FONDEMENTS DE LA DEMANDE : Application combinée des articles L. 313-15 et L.313-10 1° du CESEDA
- Art. L. 313-15 CESEDA :
« A titre exceptionnel et sauf si sa présence constitue une menace pour l’ordre public, la carte de séjour temporaire prévue au 1° de l’article L. 313-10 portant la mention "salarié” ou la mention "travailleur temporaire” peut être délivrée, dans l’année qui suit son dix-huitième anniversaire, à l’étranger qui a été confié à l’aide sociale à l’enfance entre l’âge de seize ans et l’âge de dix-huit ans et qui justifie suivre depuis au moins six mois une formation destinée à lui apporter une qualification professionnelle, sous réserve du caractère réel et sérieux du suivi de cette formation, de la nature de ses liens avec sa famille restée dans le pays d’origine et de l’avis de la structure d’accueil sur l’insertion de cet étranger dans la société française. Le respect de la condition prévue à l’article L. 311-7 n’est pas exigé. »
- Article L.313-10° CESEDA :
« Une carte de séjour temporaire, d’une durée maximale d’un an, autorisant l’exercice d’une activité professionnelle est délivrée à l’étranger :
1° Pour l’exercice d’une activité salariée sous contrat de travail à durée indéterminée, dans les conditions prévues à l’article L. 5221-2 du code du travail. Elle porte la mention " salarié ".
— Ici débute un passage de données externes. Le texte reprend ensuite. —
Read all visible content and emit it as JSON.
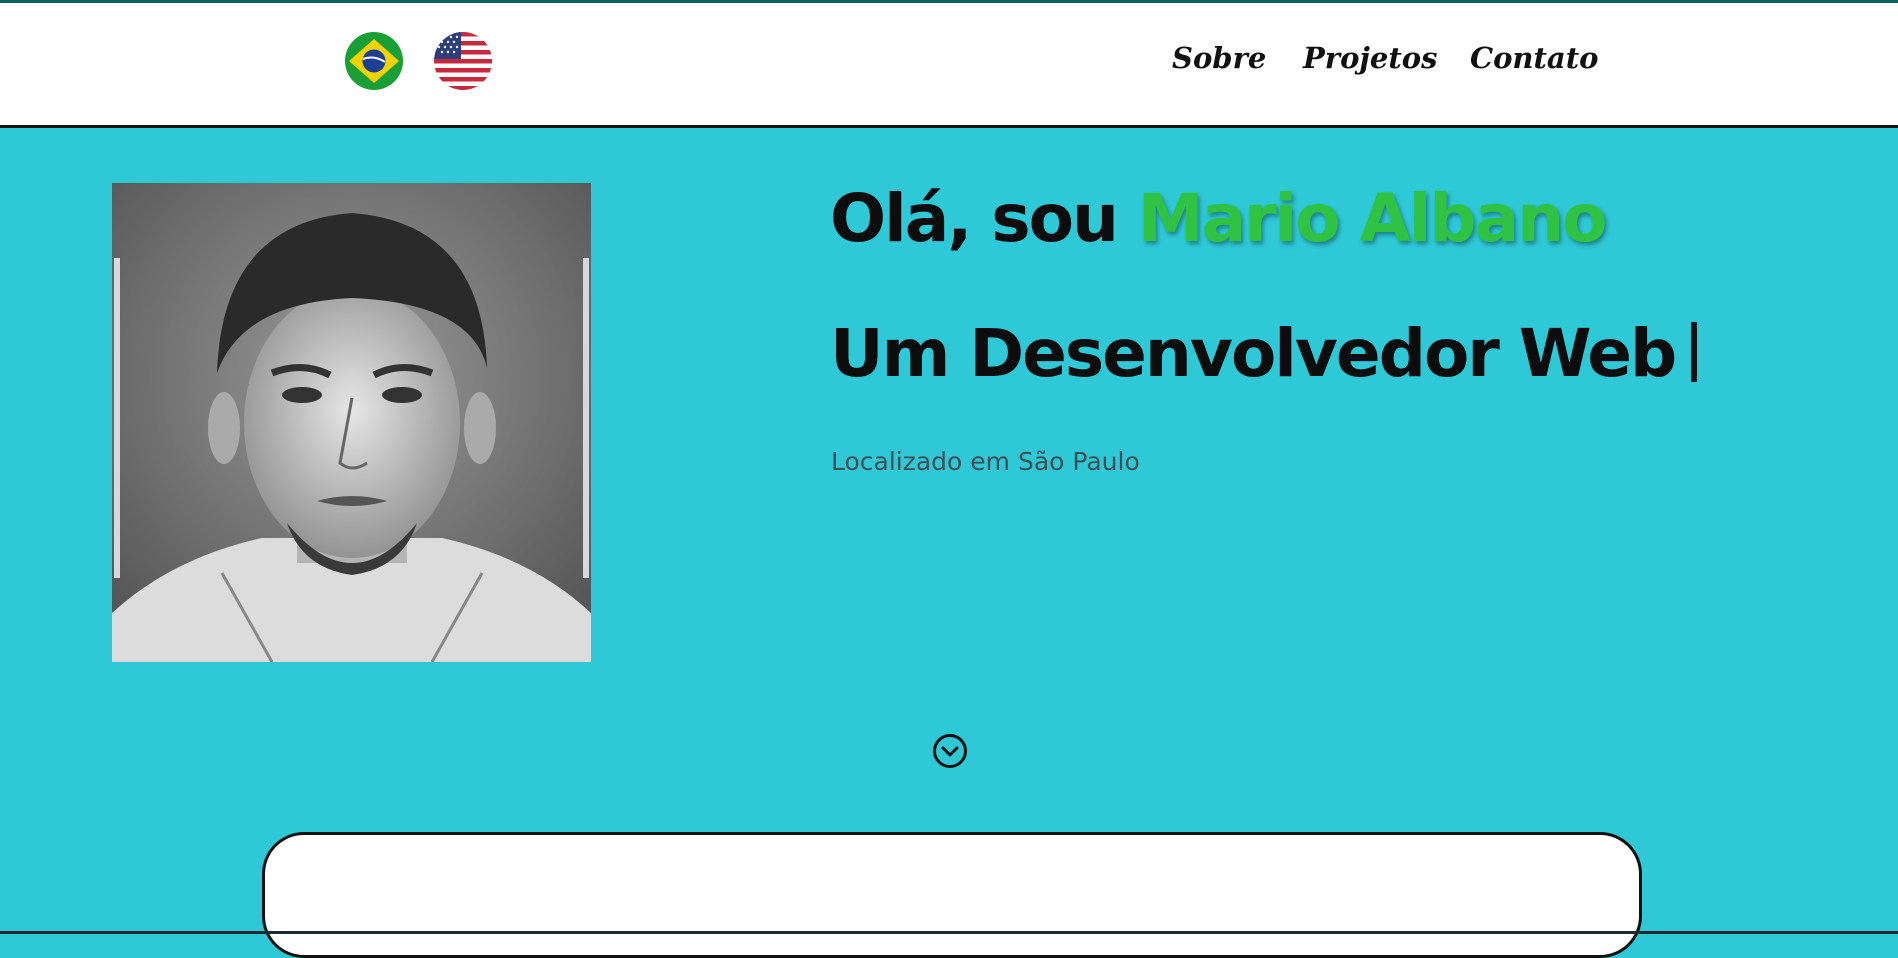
{
  "header": {
    "languages": [
      {
        "name": "Português",
        "icon": "brazil-flag-icon"
      },
      {
        "name": "English",
        "icon": "usa-flag-icon"
      }
    ],
    "nav": {
      "sobre": "Sobre",
      "projetos": "Projetos",
      "contato": "Contato"
    }
  },
  "hero": {
    "greeting_prefix": "Olá, sou ",
    "name": "Mario Albano",
    "role": "Um Desenvolvedor Web",
    "location": "Localizado em São Paulo",
    "scroll_icon": "chevron-down-circle-icon"
  },
  "colors": {
    "background": "#2ec8d6",
    "name_accent": "#2fc243",
    "header_bg": "#ffffff"
  }
}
La carte de séjour est prolongée d’un an si l’étranger se trouve involontairement privé d’emploi. Lors du renouvellement suivant, s’il est toujours privé d’emploi, il est statué sur son droit au séjour pour une durée équivalente à celle des droits qu’il a acquis à l’allocation d’assurance mentionnée à l’article L. 5422-1 du code du travail ;
2° Pour l’exercice d’une activité salariée sous contrat de travail à durée déterminée ou dans les cas prévus aux articles L. 1262-1 et L. 1262-2 du même code, dans les conditions prévues à l’article L. 5221-2 dudit code. Cette carte est délivrée pour une durée identique à celle du contrat de travail ou du détachement, dans la limite d’un an. Elle est renouvelée pour une durée identique à celle du contrat de travail ou du détachement. Elle porte la mention " travailleur temporaire " ;
3° Pour l’exercice d’une activité non salariée, économiquement viable et dont il tire des moyens d’existence suffisants, dans le respect de la législation en vigueur. Elle porte la mention " entrepreneur/ profession libérale ".
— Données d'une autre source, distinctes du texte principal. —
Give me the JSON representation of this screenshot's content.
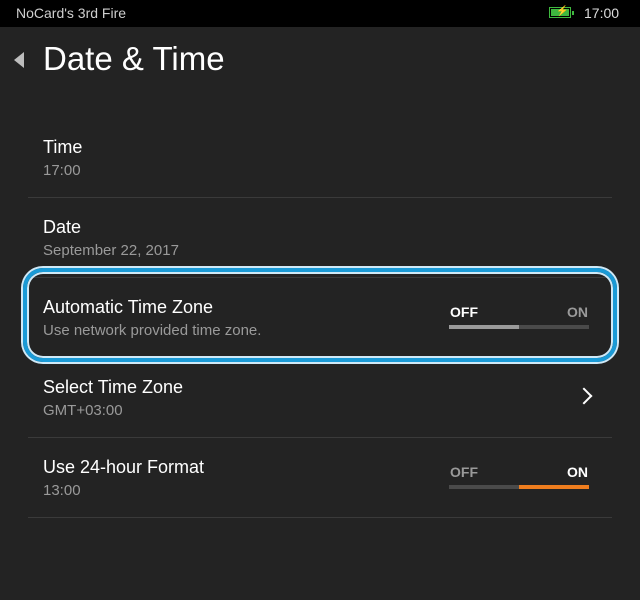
{
  "status_bar": {
    "device_name": "NoCard's 3rd Fire",
    "time": "17:00",
    "battery_icon": "battery-charging-icon",
    "battery_color": "#3fb83f"
  },
  "header": {
    "title": "Date & Time",
    "back_icon": "back-arrow-icon"
  },
  "settings": {
    "time": {
      "title": "Time",
      "value": "17:00"
    },
    "date": {
      "title": "Date",
      "value": "September 22, 2017"
    },
    "auto_timezone": {
      "title": "Automatic Time Zone",
      "subtitle": "Use network provided time zone.",
      "off_label": "OFF",
      "on_label": "ON",
      "state": "off"
    },
    "select_timezone": {
      "title": "Select Time Zone",
      "value": "GMT+03:00"
    },
    "hour_format": {
      "title": "Use 24-hour Format",
      "value": "13:00",
      "off_label": "OFF",
      "on_label": "ON",
      "state": "on"
    }
  },
  "colors": {
    "background": "#232323",
    "accent_on": "#ef7d1e",
    "highlight": "#1a9ad6"
  }
}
L’étranger se voit délivrer l’une des cartes prévues aux 1° ou 2° du présent article sans que lui soit opposable la situation de l’emploi sur le fondement de l’article L. 5221-2 du code du travail lorsque sa demande concerne un métier et une zone géographique caractérisés par des difficultés de recrutement et figurant sur une liste établie par l’autorité administrative, après consultation des organisations syndicales d’employeurs et de salariés représentatives.
La carte de séjour prévue aux 1° ou 2° du présent article est délivrée, sans que lui soit opposable la situation de l’emploi, à l’étudiant étranger qui, ayant obtenu un diplôme au moins équivalent au grade de master ou figurant sur une liste fixée par décret dans un établissement d’enseignement supérieur habilité au plan national, souhaite exercer un emploi salarié et présente un contrat de travail, à durée indéterminée ou à durée déterminée, en relation avec sa formation et assorti d’une rémunération supérieure à un seuil déterminé par décret en Conseil d’Etat ; »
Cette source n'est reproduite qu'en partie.